I do not understand what Ragel considers a "final" state. IIRC the User's Guide says that states that are final before machine simplification remain final thereafter. When exactly is a state final, and how does one recognize this?
Application:
I'm using the state machine syntax to implement a string finder -- find ASCII strings with length greater than n, and print them. This means implementing a maximum length matcher, as below.
Despite the fact that the dot output shows no final states, the EOF transitions behave differently depending on which flavor of {$%@}eof
is used. I do not understand why this should be. For example, in the has_string
state below, using %eof
instead of @eof
causes both the commit_nonstring_eof
and commit_string_eof
actions to be called from one of the generated/synthetic states terminating the matching state.

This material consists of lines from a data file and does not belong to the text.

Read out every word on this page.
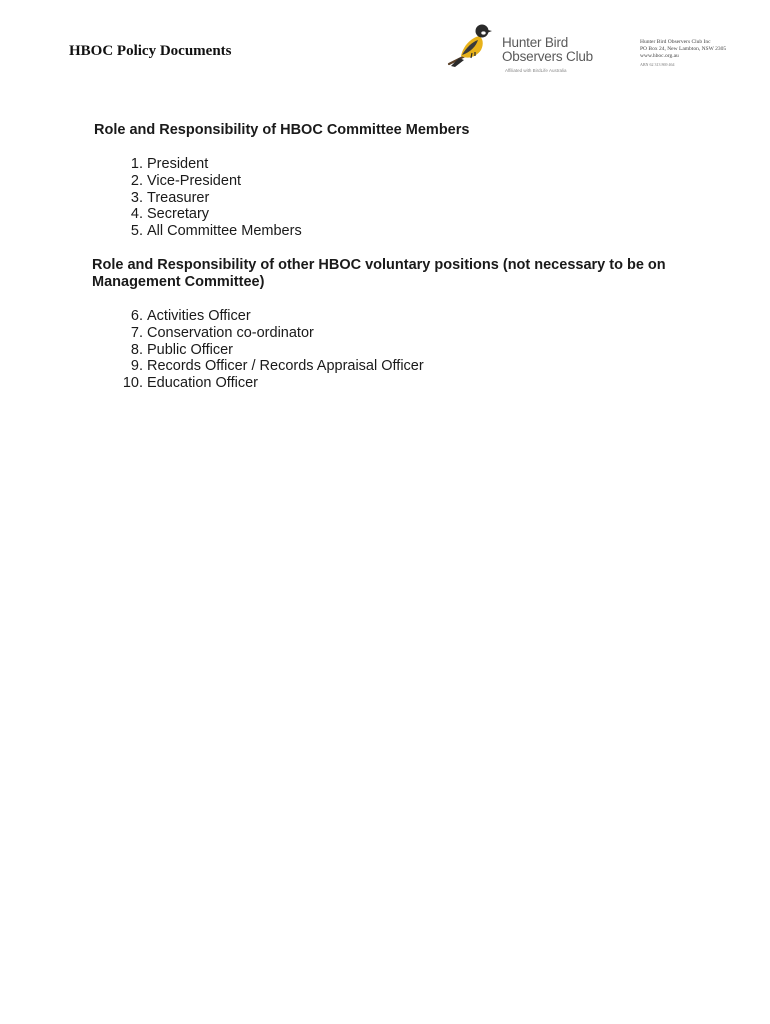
HBOC Policy Documents
Hunter Bird
Observers Club
Affiliated with BirdLife Australia
Hunter Bird Observers Club Inc
PO Box 24, New Lambton, NSW 2305
www.hboc.org.au
ABN 62 313 869 464
Role and Responsibility of HBOC Committee Members
1. President
2. Vice-President
3. Treasurer
4. Secretary
5. All Committee Members
Role and Responsibility of other HBOC voluntary positions (not necessary to be on Management Committee)
6. Activities Officer
7. Conservation co-ordinator
8. Public Officer
9. Records Officer / Records Appraisal Officer
10. Education Officer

Here is a working state machine. Note that the far right hand node exit action has exactly one action: commit_nonstring_eof
.
Here is a broken state machine. Note that the far right hand node exit action calls both
commit_string_eof
and commit_nonstring_eof
action commit_string { }
action commit_string_eof { }
action commit_nonstring_eof { }
action set_mark { }
action reset {
/* Force the machine back into state 1. This happens after
* an incomplete match when some graphical characters are
* consumed, but not enough for use to keep the string. */
fgoto start;
}
# Matching classes union to 0x00 .. 0xFF
graphic = (0x09 | 0x20 .. 0x7E);
non_graphic = (0x00 .. 0x08 | 0x0A .. 0x1F | 0x7F .. 0xFF);
collector = (
start: (
# Set the mark if we have a graphic character,
# otherwise go to non_graphic state and consume input
graphic @set_mark -> has_glyph |
non_graphic -> no_glyph
) $eof(commit_nonstring_eof),
no_glyph: (
# Consume input until a graphic character is encountered
non_graphic -> no_glyph |
graphic @set_mark -> has_glyph
) $eof(commit_nonstring_eof),
has_glyph: (
# We already matched one graphic character to get here
# from start or no_glyph. Try to match N-1 before allowing
# the string to be committed. If we don't get to N-1,
# drop back to the start state
graphic{3} $lerr(reset) -> has_string
) @eof(commit_nonstring_eof),
has_string: (
# Already consumed our quota of N graphic characters;
# consume input until we run out of graphic characters
# then reset the machine. All exiting edges should commit
# the string. We differentiate between exiting on a non-graphic
# input that shouldn't be added to the string and exiting
# on a (graphic) EOF that should be added.
graphic* non_graphic -> start
) %from(commit_string) @eof(commit_string_eof) // okay
#) %from(commit_string) %eof(commit_string_eof) // bad
); #$debug;
main := (collector)+;
I think that for the concatenated machines a.b
the final state occurs for a
when there is a transition from a
to the first character of b
. (cf. "Regular Language Operators / Concatenation" in the manual).
Despite the fact that the dot output shows no final states
Dot output shows a lot of final states. Transition from 7 to 6 makes 7 final, for example. Transition from 6 to 1 makes 6 final, and so on.